南国の人々はそういうもの、と考えてしまえば思考停止になる。むしろ、日本やアメリカに踏み付けにされてきた歴史が彼らに「自治の感覚」を与えたのではないか。戦後の焼け野原で生き延び、復興を遂げるためには、お上に頼らず、地縁や血縁で助け合いながら自力でどうにかする、という生き方がどうしても必要だったのではないか。
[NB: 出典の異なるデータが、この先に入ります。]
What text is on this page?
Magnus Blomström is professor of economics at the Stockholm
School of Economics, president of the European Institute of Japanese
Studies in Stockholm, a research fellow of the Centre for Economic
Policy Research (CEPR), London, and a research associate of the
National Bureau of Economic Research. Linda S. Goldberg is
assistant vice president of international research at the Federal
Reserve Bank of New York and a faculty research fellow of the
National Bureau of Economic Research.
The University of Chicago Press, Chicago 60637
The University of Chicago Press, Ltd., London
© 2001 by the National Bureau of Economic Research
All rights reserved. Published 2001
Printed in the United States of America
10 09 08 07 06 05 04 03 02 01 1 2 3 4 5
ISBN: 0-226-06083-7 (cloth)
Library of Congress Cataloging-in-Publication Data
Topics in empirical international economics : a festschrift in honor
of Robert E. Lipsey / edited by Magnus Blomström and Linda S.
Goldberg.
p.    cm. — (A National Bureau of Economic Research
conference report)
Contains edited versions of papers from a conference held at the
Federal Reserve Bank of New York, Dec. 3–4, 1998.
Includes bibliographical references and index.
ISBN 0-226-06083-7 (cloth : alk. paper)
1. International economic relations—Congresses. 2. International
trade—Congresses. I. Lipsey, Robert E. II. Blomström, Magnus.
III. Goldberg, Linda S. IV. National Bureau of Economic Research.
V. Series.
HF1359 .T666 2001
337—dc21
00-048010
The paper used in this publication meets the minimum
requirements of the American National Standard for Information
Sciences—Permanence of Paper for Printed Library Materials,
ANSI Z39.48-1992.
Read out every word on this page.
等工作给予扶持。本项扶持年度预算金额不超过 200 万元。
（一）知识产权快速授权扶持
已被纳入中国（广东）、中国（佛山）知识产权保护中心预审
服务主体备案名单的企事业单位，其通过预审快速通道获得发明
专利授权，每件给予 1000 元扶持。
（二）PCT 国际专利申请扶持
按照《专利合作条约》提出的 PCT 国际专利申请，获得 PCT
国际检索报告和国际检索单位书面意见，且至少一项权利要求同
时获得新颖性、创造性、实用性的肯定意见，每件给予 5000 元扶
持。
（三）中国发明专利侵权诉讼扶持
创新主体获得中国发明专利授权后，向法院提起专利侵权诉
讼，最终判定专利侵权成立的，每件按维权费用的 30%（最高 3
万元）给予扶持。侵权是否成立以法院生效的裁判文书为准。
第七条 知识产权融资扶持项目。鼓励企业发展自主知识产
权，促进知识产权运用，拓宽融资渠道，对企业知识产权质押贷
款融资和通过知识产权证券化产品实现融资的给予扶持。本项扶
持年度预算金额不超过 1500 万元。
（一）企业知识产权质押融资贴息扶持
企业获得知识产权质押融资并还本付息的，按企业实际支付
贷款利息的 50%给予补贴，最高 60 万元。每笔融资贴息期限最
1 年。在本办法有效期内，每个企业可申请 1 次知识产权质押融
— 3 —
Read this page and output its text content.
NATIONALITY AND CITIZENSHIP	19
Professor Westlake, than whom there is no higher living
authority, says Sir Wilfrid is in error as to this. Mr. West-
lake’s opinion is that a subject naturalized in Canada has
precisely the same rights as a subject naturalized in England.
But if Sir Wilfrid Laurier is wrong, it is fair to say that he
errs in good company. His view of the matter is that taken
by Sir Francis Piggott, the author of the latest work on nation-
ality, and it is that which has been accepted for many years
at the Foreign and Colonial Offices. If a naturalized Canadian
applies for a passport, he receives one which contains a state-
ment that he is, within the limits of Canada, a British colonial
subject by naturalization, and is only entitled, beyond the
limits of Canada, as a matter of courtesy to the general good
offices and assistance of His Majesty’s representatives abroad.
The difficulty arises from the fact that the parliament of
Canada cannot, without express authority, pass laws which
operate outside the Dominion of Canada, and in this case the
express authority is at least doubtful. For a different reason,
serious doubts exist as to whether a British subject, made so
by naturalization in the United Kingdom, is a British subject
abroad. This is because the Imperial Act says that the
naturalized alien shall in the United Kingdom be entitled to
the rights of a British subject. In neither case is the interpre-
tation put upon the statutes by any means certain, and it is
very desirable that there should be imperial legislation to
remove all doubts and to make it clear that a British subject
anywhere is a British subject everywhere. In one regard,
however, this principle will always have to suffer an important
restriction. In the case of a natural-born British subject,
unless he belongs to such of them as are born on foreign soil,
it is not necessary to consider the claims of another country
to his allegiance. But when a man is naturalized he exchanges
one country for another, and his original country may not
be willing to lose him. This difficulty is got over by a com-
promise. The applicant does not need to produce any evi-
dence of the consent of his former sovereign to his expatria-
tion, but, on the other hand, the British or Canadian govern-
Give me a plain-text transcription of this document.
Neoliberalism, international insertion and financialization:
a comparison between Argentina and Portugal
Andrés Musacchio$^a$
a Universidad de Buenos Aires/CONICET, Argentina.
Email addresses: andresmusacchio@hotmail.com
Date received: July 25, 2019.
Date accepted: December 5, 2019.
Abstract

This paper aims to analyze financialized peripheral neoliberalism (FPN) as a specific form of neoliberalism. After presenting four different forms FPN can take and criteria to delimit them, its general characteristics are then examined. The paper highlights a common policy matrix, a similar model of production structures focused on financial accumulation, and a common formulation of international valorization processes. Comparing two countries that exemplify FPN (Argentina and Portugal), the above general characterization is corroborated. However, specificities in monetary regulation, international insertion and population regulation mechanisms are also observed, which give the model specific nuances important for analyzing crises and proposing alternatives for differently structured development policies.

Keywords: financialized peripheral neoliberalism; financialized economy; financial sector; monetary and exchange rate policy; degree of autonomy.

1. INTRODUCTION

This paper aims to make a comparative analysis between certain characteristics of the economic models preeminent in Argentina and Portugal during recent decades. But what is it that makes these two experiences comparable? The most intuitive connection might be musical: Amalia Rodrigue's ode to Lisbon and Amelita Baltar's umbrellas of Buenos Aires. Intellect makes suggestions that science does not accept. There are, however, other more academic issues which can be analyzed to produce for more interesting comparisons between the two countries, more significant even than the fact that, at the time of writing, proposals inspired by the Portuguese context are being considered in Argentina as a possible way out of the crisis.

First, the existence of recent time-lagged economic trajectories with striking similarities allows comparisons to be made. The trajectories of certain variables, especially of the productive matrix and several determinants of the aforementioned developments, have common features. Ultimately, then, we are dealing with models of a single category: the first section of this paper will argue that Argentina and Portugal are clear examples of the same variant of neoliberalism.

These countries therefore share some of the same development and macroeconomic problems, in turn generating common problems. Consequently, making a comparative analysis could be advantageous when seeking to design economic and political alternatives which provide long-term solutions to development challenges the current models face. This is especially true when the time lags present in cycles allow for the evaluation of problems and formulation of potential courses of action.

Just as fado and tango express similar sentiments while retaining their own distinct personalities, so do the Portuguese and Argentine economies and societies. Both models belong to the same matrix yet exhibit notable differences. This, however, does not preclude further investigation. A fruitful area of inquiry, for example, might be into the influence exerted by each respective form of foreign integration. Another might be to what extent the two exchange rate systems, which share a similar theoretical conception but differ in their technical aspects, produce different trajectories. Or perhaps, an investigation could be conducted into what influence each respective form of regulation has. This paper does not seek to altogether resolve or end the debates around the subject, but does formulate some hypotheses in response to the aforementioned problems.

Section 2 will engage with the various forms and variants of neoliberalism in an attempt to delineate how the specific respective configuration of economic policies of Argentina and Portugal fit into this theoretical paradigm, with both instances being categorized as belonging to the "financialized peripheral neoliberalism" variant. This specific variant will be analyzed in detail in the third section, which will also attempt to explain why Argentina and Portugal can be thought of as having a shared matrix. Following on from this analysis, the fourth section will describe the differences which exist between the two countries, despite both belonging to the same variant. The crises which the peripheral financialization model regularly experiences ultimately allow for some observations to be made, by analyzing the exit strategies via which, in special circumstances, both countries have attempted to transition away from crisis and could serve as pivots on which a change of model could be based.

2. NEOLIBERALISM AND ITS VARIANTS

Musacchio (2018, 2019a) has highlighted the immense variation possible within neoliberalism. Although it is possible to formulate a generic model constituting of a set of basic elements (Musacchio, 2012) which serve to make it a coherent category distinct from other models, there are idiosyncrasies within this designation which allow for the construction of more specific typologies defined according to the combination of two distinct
もちろんこれは仮説に過ぎない。分かったつもりにならないために、大阪に住む岸は粘り強く沖縄に通い、沖縄戦の記憶の聞きとりを続ける。僕のなかに残ったのはこの声だ。戦後はタクシー運転手を続けてきた男性が、話しながら何度も岸の名前を呼ぶ。「岸さん、岸さん。日本は、戦争の被害者じゃないんです。加害者なんです。岸さん」。「岸さん」という固有名に、どんな言葉にもできない思いが響く。
直感的で、常に外部に向かって開かれている岸の文章は、決して結論には至らない。常に逡巡しながら時間をかけて、響いてくる声にゆっくりと体を慣らしていく。受け身という弱さに踏みとどまり続ける彼の強さに、僕は魅せられた。